Il est tenu compte du fait que le consommateur moyen n’a que rarement la possibilité de procéder à une comparaison directe des différentes marques, mais doit se fier à l’image imparfaite qu’il a gardée en mémoire (22/06/1999, C‑342/97, Lloyd Schuhfabrik, EU:C:1999:323, § 26).
En l’espèce, les produits sont identiques et suscitent un niveau d’attention normal de la part du public. De par son caractère distinctif normal, la marque antérieure bénéficie d’un champ de protection normal dans l’analyse.
Les signes sont visuellement similaires à un degré moyen pour l’ensemble du public. Pour une importante partie du public, (par exemple, la vaste majorité du public espagnol, italien, danois ou polonais) ils sont phonétiquement similaires à un degré pour le moins moyen et la comparaison conceptuelle est neutre.
En présence de services identiques, le degré de différence entre les signes en conflit doit être élevé pour éviter un risque de confusion (13/11/2012, T-555/11, tesaTACK, ECLI :EU :T :2012 :594, § 53), ce qui n’est pas le cas.

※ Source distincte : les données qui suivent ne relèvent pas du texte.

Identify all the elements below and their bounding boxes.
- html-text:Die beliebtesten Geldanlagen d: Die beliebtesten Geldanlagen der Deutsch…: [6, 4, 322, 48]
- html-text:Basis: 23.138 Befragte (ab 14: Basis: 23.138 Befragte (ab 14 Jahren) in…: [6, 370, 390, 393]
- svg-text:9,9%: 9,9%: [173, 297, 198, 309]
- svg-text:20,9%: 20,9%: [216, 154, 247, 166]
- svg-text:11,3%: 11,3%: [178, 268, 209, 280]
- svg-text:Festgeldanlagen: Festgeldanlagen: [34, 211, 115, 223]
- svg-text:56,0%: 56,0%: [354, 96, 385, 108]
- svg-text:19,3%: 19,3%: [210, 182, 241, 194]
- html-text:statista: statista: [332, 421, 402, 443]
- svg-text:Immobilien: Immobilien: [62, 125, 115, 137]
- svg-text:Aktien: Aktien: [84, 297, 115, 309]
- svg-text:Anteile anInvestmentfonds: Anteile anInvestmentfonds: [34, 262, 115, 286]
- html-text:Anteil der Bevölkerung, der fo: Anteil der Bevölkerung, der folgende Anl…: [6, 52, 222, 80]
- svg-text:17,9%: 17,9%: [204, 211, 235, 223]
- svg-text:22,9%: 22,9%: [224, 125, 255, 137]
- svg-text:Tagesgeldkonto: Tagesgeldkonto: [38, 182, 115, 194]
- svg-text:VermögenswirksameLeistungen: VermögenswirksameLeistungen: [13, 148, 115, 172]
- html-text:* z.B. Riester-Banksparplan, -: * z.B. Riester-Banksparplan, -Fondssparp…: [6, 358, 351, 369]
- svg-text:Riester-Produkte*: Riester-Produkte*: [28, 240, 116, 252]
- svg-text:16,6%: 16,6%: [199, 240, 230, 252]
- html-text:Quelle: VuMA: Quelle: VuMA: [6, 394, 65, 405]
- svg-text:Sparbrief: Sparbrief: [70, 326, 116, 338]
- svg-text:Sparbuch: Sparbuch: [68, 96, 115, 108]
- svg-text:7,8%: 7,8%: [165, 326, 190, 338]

La demanderesse avance que l’aspect visuel des marques joue un rôle plus important dans l’évaluation du risque de confusion car les produits en cause sont des vêtements et que, les signes n’étant visuellement similaires que dans un degré très inférieur à la moyenne, un risque de confusion est exclu. Cet argument ne saurait être retenu. D’une part, la division d’opposition a jugé que les signes étaient visuellement similaires à un degré moyen. D’autre part un faible degré de similitude visuelle n’exclurait pas nécessairement un risque de confusion, notamment en présence de produits identiques, compte tenu du principe d’interdépendance mentionné supra
À la lumière des éléments qui précèdent, il existe un risque de confusion, pour le moins dans l’esprit du public susmentionné, qui constitue une partie significative du public pertinent. Il n’est pas nécessaire d’établir l’existence d’un risque de confusion pour la totalité du public pertinent (20/07/2017, T-521/15, D (fig.) / D (fig.) et al., EU:T:2017:536, § 69)
L’opposition est dès lors fondée sur la base de l’enregistrement de l’Union européenne de l’opposante. Il en résulte que la marque contestée doit être rejetée pour tous les produits contestés.
FRAIS
Conformément à l’article 109, paragraphe 1, du RMUE, la partie perdante dans une procédure d’opposition supporte les frais et taxes exposés par l’autre partie.
La demanderesse étant la partie perdante, elle doit supporter la taxe d’opposition ainsi que les frais exposés par l’opposante aux fins de la présente procédure.
Conformément à l’article 109, paragraphes 1 et 7, du RMUE et à l’article 18, paragraphe 1, point c), sous i), du REMUE [ancienne règle 94, paragraphes 3 et 6 et règle 94, paragraphe 7, point d, sous i), du REMUE, en vigueur avant le 01/10/2017], les frais à rembourser à l’opposante sont la taxe d’opposition et les frais de représentation dont le montant est fixé dans la limite du taux maximal déterminé dans le REMUE.
La division d’opposition
Begoña URIARTE VALIENTE |
|
Martina GALLE |
Conformément à l’article 67, du RMUE, toute partie lésée par cette décision peut former un recours à son encontre. Conformément à l’article 68 du RMUE, le recours doit être formé par écrit auprès de l’Office dans un délai de deux mois à compter du jour de la notification de la présente décision. Il doit être déposé dans la langue de procédure de la décision attaquée. En outre, un mémoire exposant les motifs du recours doit être déposé par écrit dans un délai de quatre mois à compter de cette même date. Le recours n’est considéré comme formé qu’après paiement de la taxe de recours de 720 EUR.